Thursday, June 5, 2025

It's All About the Ships

Posted by: Nicole Luiken


 I've been doing a lot of research into ships lately. Both early sailing ships (the cog and the caravel) for my fantasy novel The Bastard Prince and spaceships for an SF novel. 

It's tough going. 

So look, I live in Alberta (Canada) which is basically land-locked. I've probably only been on a boat less than a dozen times in my life--five ferry rides, a harbor taxi, a canoe, a rowboat and two speedboats (once whale-watching, the other trying and failing to learn to waterski.) Not a lot of experience there. I've never been out on the open ocean out of sight of land, always just protected straits and harbors and lakes. I've only experienced gentle waves and sunny skies, no storms.

 A lot of my ship scenes are written from the point-of-view of my heroine, who knows nothing of ships, which helps, but some of the scenes have to be from my reformed-pirate-captain hero.

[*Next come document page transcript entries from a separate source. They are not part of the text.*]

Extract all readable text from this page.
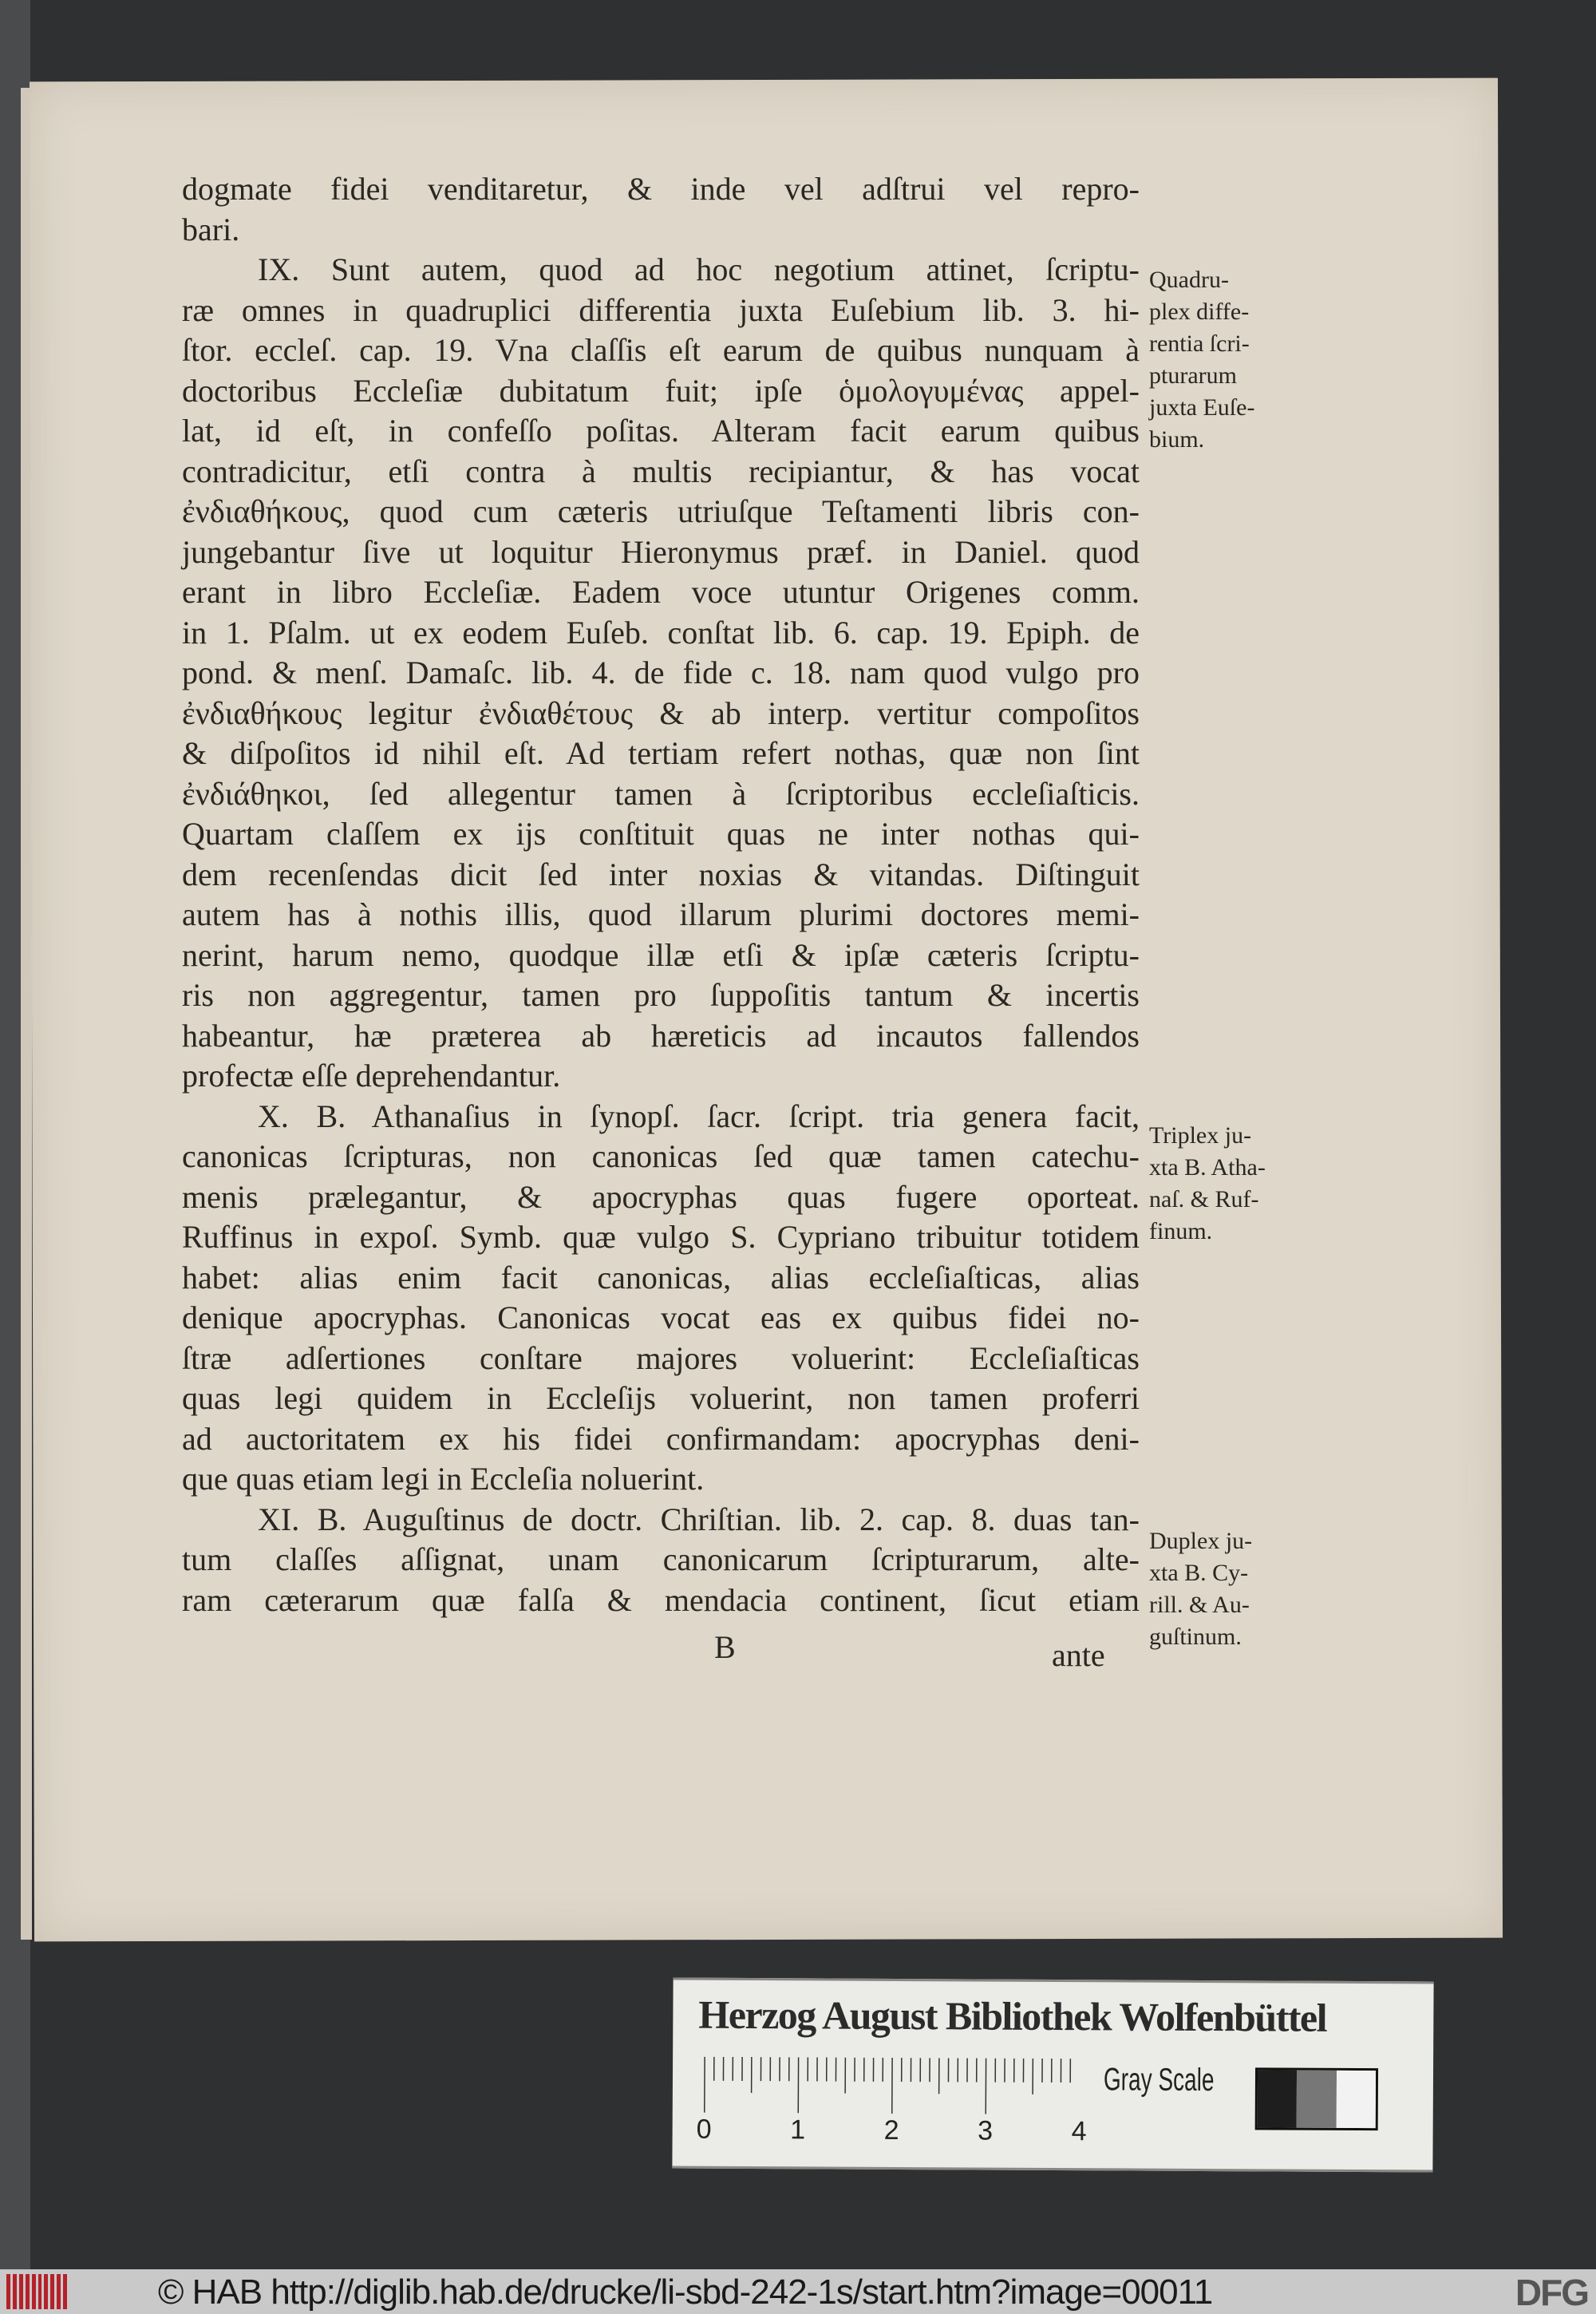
dogmate fidei venditaretur, & inde vel adſtrui vel repro-
bari.
IX. Sunt autem, quod ad hoc negotium attinet, ſcriptu-
ræ omnes in quadruplici differentia juxta Euſebium lib. 3. hi-
ſtor. eccleſ. cap. 19. Vna claſſis eſt earum de quibus nunquam à
doctoribus Eccleſiæ dubitatum fuit; ipſe ὁμολογυμένας appel-
lat, id eſt, in confeſſo poſitas. Alteram facit earum quibus
contradicitur, etſi contra à multis recipiantur, & has vocat
ἐνδιαθήκους, quod cum cæteris utriuſque Teſtamenti libris con-
jungebantur ſive ut loquitur Hieronymus præf. in Daniel. quod
erant in libro Eccleſiæ. Eadem voce utuntur Origenes comm.
in 1. Pſalm. ut ex eodem Euſeb. conſtat lib. 6. cap. 19. Epiph. de
pond. & menſ. Damaſc. lib. 4. de fide c. 18. nam quod vulgo pro
ἐνδιαθήκους legitur ἐνδιαθέτους & ab interp. vertitur compoſitos
& diſpoſitos id nihil eſt. Ad tertiam refert nothas, quæ non ſint
ἐνδιάθηκοι, ſed allegentur tamen à ſcriptoribus eccleſiaſticis.
Quartam claſſem ex ijs conſtituit quas ne inter nothas qui-
dem recenſendas dicit ſed inter noxias & vitandas. Diſtinguit
autem has à nothis illis, quod illarum plurimi doctores memi-
nerint, harum nemo, quodque illæ etſi & ipſæ cæteris ſcriptu-
ris non aggregentur, tamen pro ſuppoſitis tantum & incertis
habeantur, hæ præterea ab hæreticis ad incautos fallendos
profectæ eſſe deprehendantur.
X. B. Athanaſius in ſynopſ. ſacr. ſcript. tria genera facit,
canonicas ſcripturas, non canonicas ſed quæ tamen catechu-
menis prælegantur, & apocryphas quas fugere oporteat.
Ruffinus in expoſ. Symb. quæ vulgo S. Cypriano tribuitur totidem
habet: alias enim facit canonicas, alias eccleſiaſticas, alias
denique apocryphas. Canonicas vocat eas ex quibus fidei no-
ſtræ adſertiones conſtare majores voluerint: Eccleſiaſticas
quas legi quidem in Eccleſijs voluerint, non tamen proferri
ad auctoritatem ex his fidei confirmandam: apocryphas deni-
que quas etiam legi in Eccleſia noluerint.
XI. B. Auguſtinus de doctr. Chriſtian. lib. 2. cap. 8. duas tan-
tum claſſes aſſignat, unam canonicarum ſcripturarum, alte-
ram cæterarum quæ falſa & mendacia continent, ſicut etiam
Quadru-
plex diffe-
rentia ſcri-
pturarum
juxta Euſe-
bium.
Triplex ju-
xta B. Atha-
naſ. & Ruf-
finum.
Duplex ju-
xta B. Cy-
rill. & Au-
guſtinum.
B	ante
Herzog August Bibliothek Wolfenbüttel
0	1	2	3	4
Gray Scale
© HAB http://diglib.hab.de/drucke/li-sbd-242-1s/start.htm?image=00011	DFG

 Things I've researched: How did the caravel revolutionize sailing? What were gunwales called before the invention of cannons meant the sides of ships had to be reinforced? How many masts and what dimensions did the early caravels have? When were grapples invented? Did Vikings have sea battles? I'm sure there will be lots more before I'm done.

Writing about spaceships is both worse and better. Better, because the novel is set a hundred years in the future and so I can hand-wave some of it as something that will be invented later. Worse, because I do need to wrap my brain around some of the science and orbital mechanics. My characters don't have to navigate but I need to ground my space travel in enough reality that readers who do know some science won't be wincing.

(I once stopped reading an SFR book because I could not accept the huge coincidence of their spaceship having a breakdown close to a prison planet. Um, space is LARGE. The chances of this happening inside a solar system much less right beside a planet is probably a million to one.) 

So  ships. So many ships. So much research. Wish me luck!